OpenAI’s next open AI model could arrive with a feature that blurs the line between local software and cloud-based AI services. The company is preparing a model that would be available for download at no cost and not gated behind an API, while also exploring a way for that model to call OpenAI’s larger cloud-hosted systems when a task needs more computing power.
A new open model with a cloud option
TechCrunch reported that OpenAI is aiming for an early summer launch of its first truly “open” AI system in roughly five years. The model is expected to be downloadable rather than available only through an API, a distinction that matters to developers who want to run AI systems locally or build with fewer platform constraints.
The company is also targeting performance that would exceed open models from Meta and DeepSeek. The model is described as an open “reasoning” model, meaning its value will likely be judged not only by general output quality but also by how well it handles complex tasks that require step-by-step problem solving.
The most notable detail is not just that OpenAI is preparing an open release. According to two sources familiar with the matter, company leaders have discussed enabling the open model to connect to OpenAI’s cloud-hosted models when a query is too demanding for the local model alone.
During a recent meeting with developers in the open source AI community, OpenAI CEO Sam Altman described the capability as a “handoff,” according to one source cited by TechCrunch. OpenAI did not respond to TechCrunch’s request for comment.
How the “handoff” could work
If the feature is included as described, the open model would be able to make calls to the OpenAI API and use the company’s other, larger models for a substantial computational lift. In plain terms, the downloaded model could handle some work locally, then pass harder requests to cloud-hosted OpenAI models when needed.
That would make the model different from a purely local system. Developers could still get the benefits of a model that is not initially gated behind an API, but they might also have a path to stronger performance on difficult prompts through OpenAI’s existing cloud infrastructure.
Several important details remain unresolved. TechCrunch reported that it is unclear whether the open model would be able to access tools used by OpenAI’s models, such as web search and image generation. It is also unknown what pricing and rate limits would apply if the handoff feature launches.
Those unknowns matter because they shape how developers would actually use the system. A handoff feature could be powerful, but the practical value would depend on when the model chooses to call the cloud, how much those calls cost, and how predictable the limits are for real applications.
Why developers may care
The idea reportedly came from a developer during one of OpenAI’s recent developer forums. According to a source cited by TechCrunch, the suggestion appears to have gained traction inside the company. OpenAI has been holding community feedback events with developers as it shapes the open model release.
That origin is important. The handoff concept reflects a common tension in AI development: local models can be easier to download, inspect, and integrate, while larger cloud systems can offer more computational strength for difficult requests. A model that can move between those two modes could appeal to developers who want both local access and optional cloud assistance.

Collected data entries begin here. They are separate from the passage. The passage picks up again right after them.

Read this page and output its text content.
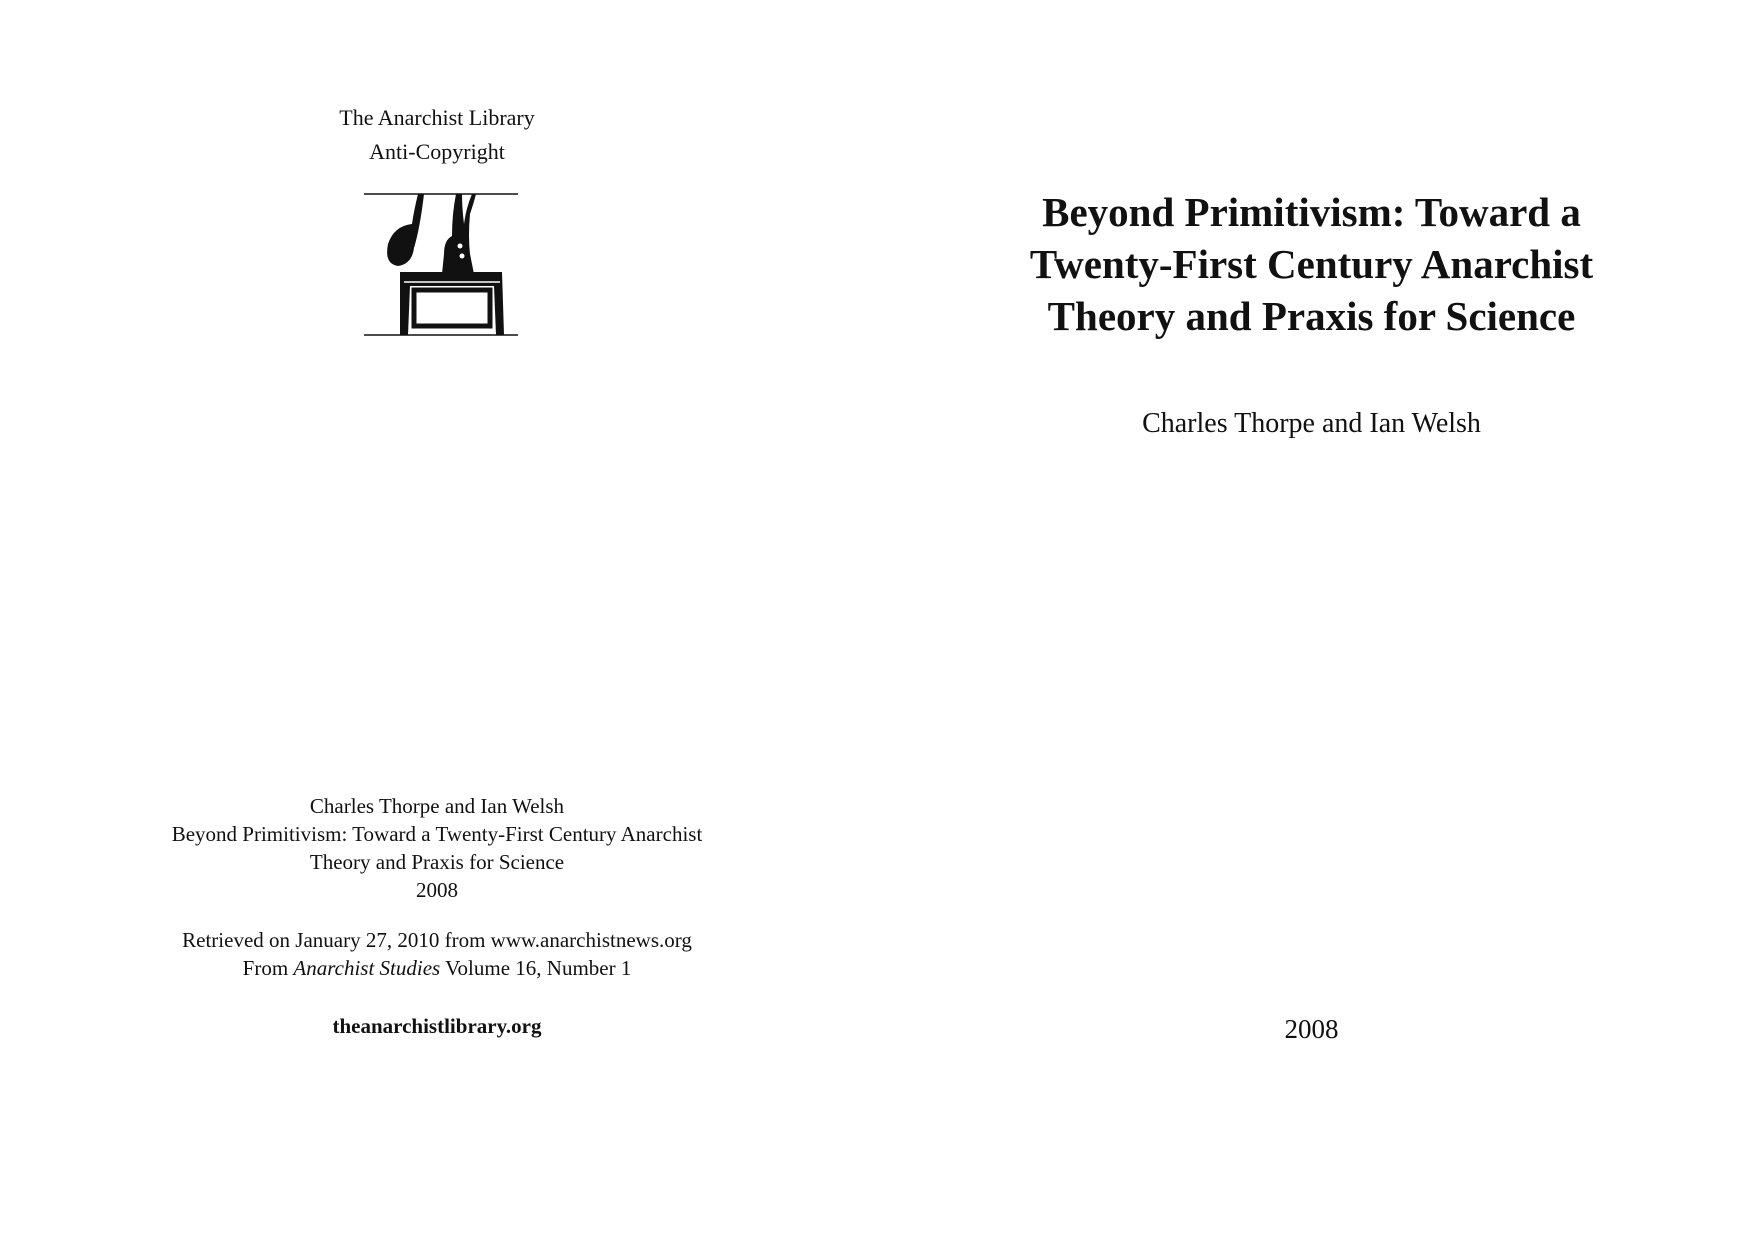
The Anarchist Library
Anti-Copyright
Charles Thorpe and Ian Welsh
Beyond Primitivism: Toward a Twenty-First Century Anarchist
Theory and Praxis for Science
2008
Retrieved on January 27, 2010 from www.anarchistnews.org
From Anarchist Studies Volume 16, Number 1
theanarchistlibrary.org
Beyond Primitivism: Toward a
Twenty-First Century Anarchist
Theory and Praxis for Science
Charles Thorpe and Ian Welsh
2008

TechCrunch compared the concept to Apple Intelligence, Apple’s suite of AI capabilities that combines on-device models with models running in “private” data centers. The comparison is not exact in every detail, but it points to the same broad design pattern: keep some AI work close to the user or device, and send more demanding tasks to larger systems when necessary.
For OpenAI, the benefits could be direct. TechCrunch noted that a handoff could generate incremental revenue and bring more members of the open source community into the company’s premium ecosystem. That would give OpenAI a way to release a no-cost downloadable model while still creating a path back to paid cloud services.
Performance expectations and open questions
OpenAI is training a new model from scratch rather than repurposing an older one for the open release, sources told TechCrunch. One source said the open model is expected to underperform OpenAI’s o3, but outperform DeepSeek’s R1 reasoning model on certain benchmarks.
That positioning suggests OpenAI is not presenting the open model as its strongest overall system. Instead, the model may be designed to compete with leading open reasoning models while leaving room for OpenAI’s larger cloud-hosted models to handle more demanding workloads.
The cloud handoff feature is still uncertain. TechCrunch reported that the model is in the early stages, and parts of the plan could change or not happen at all. That means developers should treat the feature as a reported direction rather than a confirmed product specification.
The key open questions include:
- Whether the handoff feature will be included in the final release.
- Which OpenAI cloud-hosted models the open model could access.
- Whether tools such as web search and image generation would be available.
- How pricing and rate limits would work.
- How the model would decide when a query needs cloud assistance.
Even with those uncertainties, the reported plan shows how OpenAI may try to compete in open AI without fully separating that effort from its cloud business. A downloadable open AI model could attract developers who want local access, while a handoff to the OpenAI API could keep advanced reasoning tasks connected to the company’s larger systems.
If the feature ships, the result would not be a simple local-versus-cloud choice. It would be a model that begins on the developer’s machine but can reach upward when the task demands more power. For OpenAI, that could make its open model more competitive. For developers, the real test will be whether the added capability is useful, affordable, and clear enough to build around.